В тот конкретный вечер, однако, он заметил, как на него через всю комнату пристально смотрит молодой человек, но, поскольку ничего примечательного – помимо того, что малый наверняка был плодом любви Чарлза Лотона и Маргарет Разерфорд, – Гор в нем не обнаружил, то и не стал поощрять его интерес. Они сидели с Элизабет и Монти[20], но те удалились рано, когда бедный Монти расплакался от каких-то слов Гора, и он уже собрался домой один, когда молодой человек – Дэш – подсел к нему за столик, подойдя с каким-то моряком и представившись автором-дебютантом, чей первый роман должен выйти осенью.
– Как это вас, надо полагать, будоражит, – пробормотал Гор, едва глянув на писателя, однако наслаждаясь видом моряка, который смотрел на него с той разновидностью улыбки, от какой становилось ясно, что стоит ему лишь слово сказать – и они вместе взметнут на мачту “Веселого Роджера”. – Только не рассказывайте мне об этом ничего, милый мальчик.

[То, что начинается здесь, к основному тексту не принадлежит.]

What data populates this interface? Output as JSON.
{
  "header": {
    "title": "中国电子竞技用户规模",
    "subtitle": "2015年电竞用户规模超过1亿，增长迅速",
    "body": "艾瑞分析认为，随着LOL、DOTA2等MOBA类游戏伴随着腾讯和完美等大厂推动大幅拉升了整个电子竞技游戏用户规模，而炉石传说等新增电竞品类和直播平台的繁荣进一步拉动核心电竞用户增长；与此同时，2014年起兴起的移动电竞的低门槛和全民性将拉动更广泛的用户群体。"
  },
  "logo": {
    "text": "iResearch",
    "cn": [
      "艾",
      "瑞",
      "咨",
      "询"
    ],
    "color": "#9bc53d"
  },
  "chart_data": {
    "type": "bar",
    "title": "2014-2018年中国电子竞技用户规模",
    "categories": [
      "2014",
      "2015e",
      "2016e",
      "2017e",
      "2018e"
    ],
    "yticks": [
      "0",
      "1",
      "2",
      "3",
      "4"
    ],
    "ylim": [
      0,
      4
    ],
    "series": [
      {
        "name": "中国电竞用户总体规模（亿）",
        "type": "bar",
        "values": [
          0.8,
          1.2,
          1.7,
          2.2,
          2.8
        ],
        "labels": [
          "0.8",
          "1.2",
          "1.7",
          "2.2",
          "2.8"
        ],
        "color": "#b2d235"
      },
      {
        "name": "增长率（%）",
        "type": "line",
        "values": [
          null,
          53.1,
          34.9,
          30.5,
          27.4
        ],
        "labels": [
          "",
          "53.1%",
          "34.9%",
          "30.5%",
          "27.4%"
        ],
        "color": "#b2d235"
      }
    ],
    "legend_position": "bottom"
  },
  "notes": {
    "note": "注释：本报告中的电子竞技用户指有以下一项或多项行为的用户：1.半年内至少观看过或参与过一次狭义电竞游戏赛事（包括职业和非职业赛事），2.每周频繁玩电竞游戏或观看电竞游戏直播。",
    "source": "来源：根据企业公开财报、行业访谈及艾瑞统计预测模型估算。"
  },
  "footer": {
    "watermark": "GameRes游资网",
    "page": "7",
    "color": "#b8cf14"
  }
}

Иначе это испортит удовольствие от его чтения.
Дэш зримо упал духом. Ему явно хотелось изложить сюжет целиком, от начала до конца, и чтобы Гор ему сказал, до чего это все чудесно. Моряк, вероятно, уже слишком долго претерпевал в роли безразличной публики, а потому теперь встал и пошел к бару за тремя банановыми дайкири, и пока его не было, Дэш сообщил Гору, как сильно уважает он творчество последнего, и предложил отсосать ему в знак благодарности в мужском туалете, каковое предложение Гор учтиво отклонил. Не то чтоб он берег себя для дальнейшего с моряком – там еще присутствовал образ этого мальчика на коленях, его жирные губы сомкнуты у Гора на хере, и выглядело это отвратительно.
– Но предложение очень любезное, – добавил он, не желая казаться грубияном.
– О, я с радостью, – ответил Дэш. – То же самое сделаю кому угодно.
– А откуда вы знаете… как его бишь, кстати сказать? Вон того “встал-якоря”?